(News from Nanowerk) Industrial internet of thingsor IIoT, has recently gained popularity due to its ability to create communication networks between the different components of an industry and to bring about the new revolution: Industry 4.0.
Powered by 5G wireless connectivity and artificial intelligence (IA), IIoT holds the ability to analyze critical issues and deliver solutions that can improve the operational performance of industries ranging from manufacturing to healthcare.
IoT is highly user-centric (it connects TVs, voice assistants, refrigerators, etc.), while IIoT deals with improving the health, safety or efficiency of larger systems, linking hardware to software and performing data analytics to provide real-time insights. knowledge.
However, while the IIoT has many advantages, it also comes with its share of vulnerabilities such as security threats in the form of attacks attempting to disrupt the network or siphon off resources. As the IIoT becomes more and more popular in industries, it becomes crucial to develop an effective system to handle these security issues. Thus, a team of multinational researchers led by Professor Gwanggil Jeon of the National University of Incheon took up the challenge!
They dove deep into the world of 5G-enabled IIoT to explore its threats and find a new solution to the problem. In a recent review published in IEEE Transactions on Industrial Computing (“A multi-layered deep learning approach for malware classification in 5G-enabled IIoT”), the team demonstrated an AI and deep learning based malware detection system for 5G-assisted IIoT systems.

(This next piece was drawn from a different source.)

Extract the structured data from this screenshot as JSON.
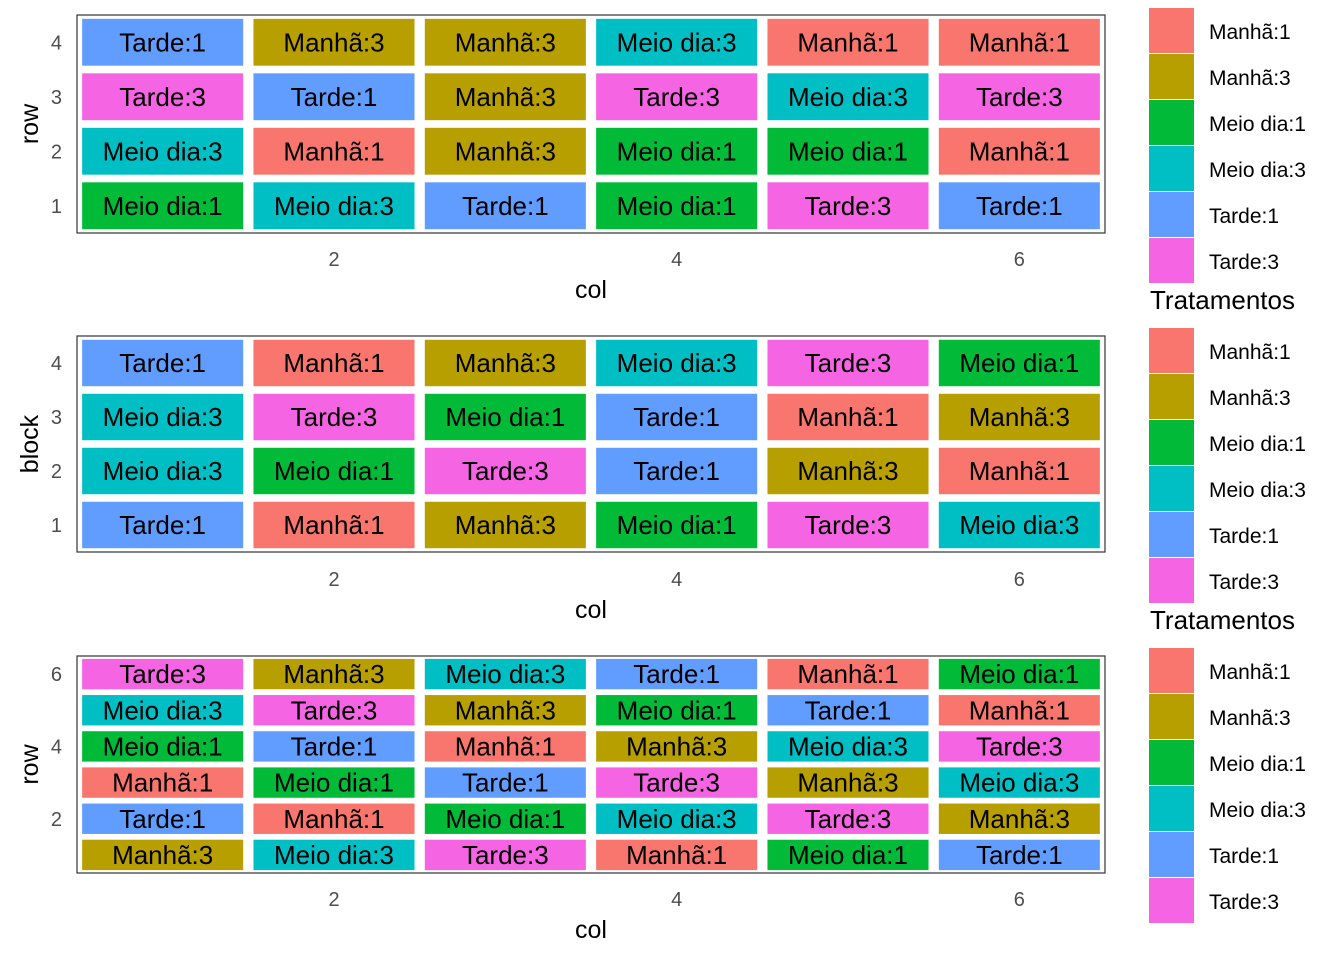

Professor Jeon explains the rationale for the study: “Security threats can often lead to operational or deployment failure in IIoT systems, which can create high-risk situations. So we decided to investigate and compare the available research, uncover the gaps, and come up with a new design for a security system that can not only detect malware attacks in IIoT systems, but also classify them.
The system developed by the team uses a method called grayscale image visualization with a deep learning network to analyze the malware, and further applies a multi-level convolutional neural network (CNN) architecture to classify malware attack in different types. The team has also integrated this security system with 5G, which enables low latency and high-speed sharing of real-time data and diagnostics.
Compared to conventional system architectures, the new design showed improved accuracy that reached 97% on the benchmark data set. They also found that the reason for such accuracy is the system’s ability to extract complementary discriminating features by combining multiple layers of information.
This new malware classification system can be used to secure real-time connectivity applications such as smart cities and autonomous vehicles. It also provides a solid foundation for the development of advanced security systems that can curb a wide range of cybercrime activities.
“AI-based technology has dramatically changed our lives. Our system harnesses the power of AI to enable industries to recognize bad guys and prevent untrusted devices and systems from entering their IIoT networks concludes Professor Jeon.